Because the aggressive progression of this very vascular tumor involves active angiogenesis (the growth of new vessels) (8-11) , a good rationale exists for adjuvant anti-angiogenic therapy with / or without antihormonal therapy (6,7).

Presently available therapeutic alternatives such as radiotherapy (12), stereotactic radiotherapy (ie, Gamma knife), three-dimensional conformal radiotherapy/ surgery (13), or embolization, have had variable degree of success. No single modality has had consistent results. Endovascular therapy (embolization), while very useful in acute management, often results in rapid re-growth. Radiation, even though quite effective, represents a less desirable modality in most cases because of concerns about long-term effects on bone growth and secondary malignancies.

Traditional chemotherapy has rarely been explored for JNA, as the toxicity and the long term sequelae of traditional cytotoxic agents could not be justified in this otherwise benign tumor. However, the recent emergence in oncology of biologic modifiers, and in particular anti-angiogenic agents, has for the first time provided a non-toxic alternative for this highly angiogenesis-dependent tumor. We reviewed seven cases of JNA that presented to ORL at Children’s Hospital from 2003-2008, in whom all of the available therapeutic options such as radiation or surgery would have been associated with significant risks or long term effects, and who were treated with experimental antiangiogenic therapy. They were treated with low dose, daily Interferon alpha 2B (Fidler ref), with the goal to reduce the tumor bulk and make surgical resection with/ or without perioperative endovascular therapy a safer alternative. All of the treated cases represented the most severe situations; with multiply recurrent or progressive JNA.

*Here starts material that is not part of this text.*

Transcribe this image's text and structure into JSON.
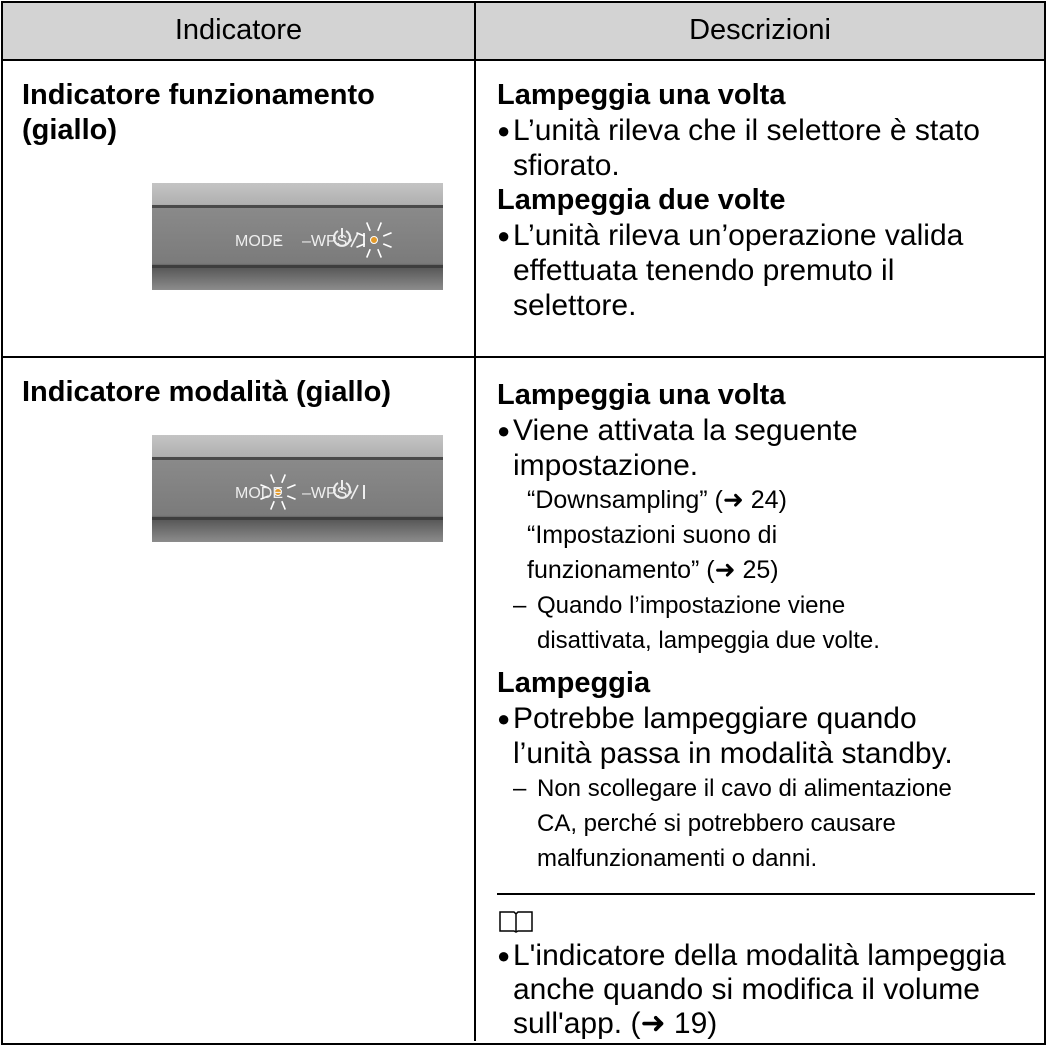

Interferon alpha 2B is an anti-angiogenic agent with an excellent therapeutic profile and no known long-term toxicity in this age group. In infants its use can be associated with poor myelination and secondary spastic dipledgia (Kaban Ref), but this risk decreases with advancing age, and is very low by puberty, which is when most cases of JNA occur. The acute side effects such as flu-like symptoms, transaminitis and leucopenia are much reduced by the low dose, continuous regimen used in this study. We report that therapy with low-dose, daily Interferon alpha 2B resulted in a significant decrease in tumor size and vascularity in all of the treated cases, allowing for a safer and more efficacious surgical management. Furthermore, in cases where significant residual remained following resection IFN alpha 2B prevented re-growth in all of the treated cases.

Consecutive cases of JNA were evaluated in a multidisciplinary conference that included representatives from ORL, radiation oncology, interventional radiology and oncology. Only patients with disease not amenable to safe surgical or endovascular management were given the choice of experimental anti-angiogenic therapy. The complications included: multiply recurrent disease in one patient (Figure 1), severe proptosis and or intracranial extension (Figure 2), clinical signs referable to intracranial extension of the tumor (three out of the seven patients, Figure 3), and severe intractable epistaxis (two out of the seven patients).

All of the identified children (seven to date) were consented to an individualized treatment protocol, as per institutional guidelines. CT scan and/or MRI used to demonstrate lesion origin, extent, and enhancement pattern, were performed at baseline, and as indicated by clinical situation. All data has been collected and summarized following an approval of an IRB approved retrospective review.